MFAH Presents Iconic Architecture Photographs by Ishimoto Yasuhiro

June 18, 2010

Photographer Ishimoto Yasuhiro (b. 1921) is widely acknowledged as one of the most influential figures in the development of postwar Japanese photography. Among his most celebrated bodies of work are the photographs he took during 1953-54 of the legendary 17th Century Imperial villa of Katsura, in Kyoto, which infuse the images of the iconic structure with a modernist Bauhaus esthetic.

Beginning June 20, the MFAH will exhibit 70 of these photographs, presenting the images, for the first time, un-cropped and as Ishimoto had originally intended for them to be seen.

For the last 50 years these photographs have been known only from the landmark 1960 book Katsura: Creation and Tradition in Japanese Architecture, by architect Tange Kenzo with an introduction by Walter Gropius. For that publication, Tange rigorously cropped and sequenced the photographs to promote his agenda in a debate that consumed post-occupation Japan’s cultural elite in the mid-1950s: that of the vital relevance and existence of tradition in their efforts to define modernity.

Against this backdrop, the show will explore the nuanced and complex relationship between architecture and photography, and the profound impact these photographs had on the public’s interpretation of Japanese tradition in modern architecture.

“The MFAH received a major gift of 300 photographs from Ishimoto Yasuhiro last fall, and the collection of some 400 photographs now includes work from all of the artist’s major series, including Katsura,” said Dr. Peter C. Marzio, MFAH director. “This is the first time that so many of Ishimoto’s famous photographs of Katsura will be on view in Houston, and the first time that the uncropped images will be shown in such depth.”

“The 1960 Katsura book is regarded as one of the most important books of an architect’s interpretation of built environments through photography in the 20th century – on par with

Philip Johnson and Henry-Russell Hitchcock’s The International Style: Architecture Since 1922 (1932),” commented Yasufumi Nakamori, assistant curator of photography, MFAH, and curator of the exhibition. “But the book also represented a perspective specific to postwar Japanese culture.
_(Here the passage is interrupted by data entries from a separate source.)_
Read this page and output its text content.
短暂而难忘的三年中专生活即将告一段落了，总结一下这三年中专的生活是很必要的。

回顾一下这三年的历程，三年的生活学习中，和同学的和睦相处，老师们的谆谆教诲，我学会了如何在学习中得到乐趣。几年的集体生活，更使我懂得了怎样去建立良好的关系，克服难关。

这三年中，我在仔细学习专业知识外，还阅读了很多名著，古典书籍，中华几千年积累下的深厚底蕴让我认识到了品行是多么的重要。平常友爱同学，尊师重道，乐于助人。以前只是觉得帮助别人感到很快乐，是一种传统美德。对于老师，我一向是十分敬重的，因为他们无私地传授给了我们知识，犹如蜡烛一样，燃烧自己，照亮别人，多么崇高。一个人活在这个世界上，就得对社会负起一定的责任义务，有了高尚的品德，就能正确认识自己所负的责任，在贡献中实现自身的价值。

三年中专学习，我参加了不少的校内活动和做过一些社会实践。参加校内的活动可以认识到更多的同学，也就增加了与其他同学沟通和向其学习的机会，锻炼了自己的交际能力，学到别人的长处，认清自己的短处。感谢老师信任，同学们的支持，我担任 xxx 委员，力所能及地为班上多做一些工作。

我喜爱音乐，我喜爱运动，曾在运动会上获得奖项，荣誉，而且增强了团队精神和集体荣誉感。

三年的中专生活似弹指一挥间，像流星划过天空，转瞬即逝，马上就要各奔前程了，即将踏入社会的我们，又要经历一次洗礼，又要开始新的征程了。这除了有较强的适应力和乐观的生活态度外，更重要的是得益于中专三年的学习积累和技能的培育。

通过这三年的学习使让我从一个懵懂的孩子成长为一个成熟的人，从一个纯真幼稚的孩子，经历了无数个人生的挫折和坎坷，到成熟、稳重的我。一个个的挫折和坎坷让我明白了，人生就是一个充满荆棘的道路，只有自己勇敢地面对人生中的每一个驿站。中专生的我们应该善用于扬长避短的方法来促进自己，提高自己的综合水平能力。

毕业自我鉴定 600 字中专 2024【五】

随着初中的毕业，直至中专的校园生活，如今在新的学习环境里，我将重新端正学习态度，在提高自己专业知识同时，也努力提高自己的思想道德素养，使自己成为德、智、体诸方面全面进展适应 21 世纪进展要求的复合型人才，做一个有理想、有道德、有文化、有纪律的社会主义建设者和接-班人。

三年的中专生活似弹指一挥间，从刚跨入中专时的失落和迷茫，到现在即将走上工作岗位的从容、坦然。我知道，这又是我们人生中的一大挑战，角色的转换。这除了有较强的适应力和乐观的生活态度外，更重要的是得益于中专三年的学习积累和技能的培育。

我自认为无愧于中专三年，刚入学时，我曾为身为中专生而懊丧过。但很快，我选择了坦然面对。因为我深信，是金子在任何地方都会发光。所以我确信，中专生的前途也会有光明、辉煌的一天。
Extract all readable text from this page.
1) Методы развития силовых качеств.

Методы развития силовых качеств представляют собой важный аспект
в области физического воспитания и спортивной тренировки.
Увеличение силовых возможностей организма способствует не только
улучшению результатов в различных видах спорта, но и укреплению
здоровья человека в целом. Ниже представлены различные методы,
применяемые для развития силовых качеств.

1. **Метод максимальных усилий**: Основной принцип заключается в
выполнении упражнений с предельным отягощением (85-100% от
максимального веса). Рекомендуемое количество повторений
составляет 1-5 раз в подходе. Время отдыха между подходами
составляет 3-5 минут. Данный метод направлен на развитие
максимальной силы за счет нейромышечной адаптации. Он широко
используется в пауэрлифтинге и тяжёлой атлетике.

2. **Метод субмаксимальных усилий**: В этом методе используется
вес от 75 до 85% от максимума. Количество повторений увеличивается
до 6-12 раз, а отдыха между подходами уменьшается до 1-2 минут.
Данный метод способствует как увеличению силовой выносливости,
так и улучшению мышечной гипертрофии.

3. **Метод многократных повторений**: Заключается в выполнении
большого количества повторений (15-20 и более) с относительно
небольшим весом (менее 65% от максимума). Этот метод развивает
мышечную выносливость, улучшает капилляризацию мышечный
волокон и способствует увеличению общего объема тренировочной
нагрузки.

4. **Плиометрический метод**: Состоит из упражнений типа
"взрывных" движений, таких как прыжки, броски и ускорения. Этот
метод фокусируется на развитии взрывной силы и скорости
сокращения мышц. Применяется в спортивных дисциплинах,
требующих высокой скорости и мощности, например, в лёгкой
Its images and ideas crystallized the Japanese interpretation of Bauhaus esthetics and functionalism, and gave a cue to a younger generation of Japanese architects in mid-century Japan, including Tange Kenzo and Horiguchi Sutemi, who had been struggling to locate tradition in their modern designs. To Tange, the book was a visual manifesto for his postwar design philosophy, and proved that the function-based expressions of pre-modern Japanese architecture were still relevant, coupled with new architectural technologies and materials.”

MFAH hours are Tuesday and Wednesday, 10 a.m. to 5 p.m.; Thursday 10 a.m. to 9 p.m.; Friday and Saturday, 10 a.m.to 7 p.m.; and Sunday, 12:15 to 7 p.m.  The museum is closed on Monday, except for holidays.

Admission to this exhibition is included with general admission to the museum.  General admission is $7 for adults and $3.50 for children 6 to 18, students, and senior adults (65+); admission is free for children five and under.  Admission is free on Thursday, courtesy of Shell Oil Company Foundation.  Admission is free on Saturday and Sunday for children 18 and under with a Houston Public Library Power Card or any other library card.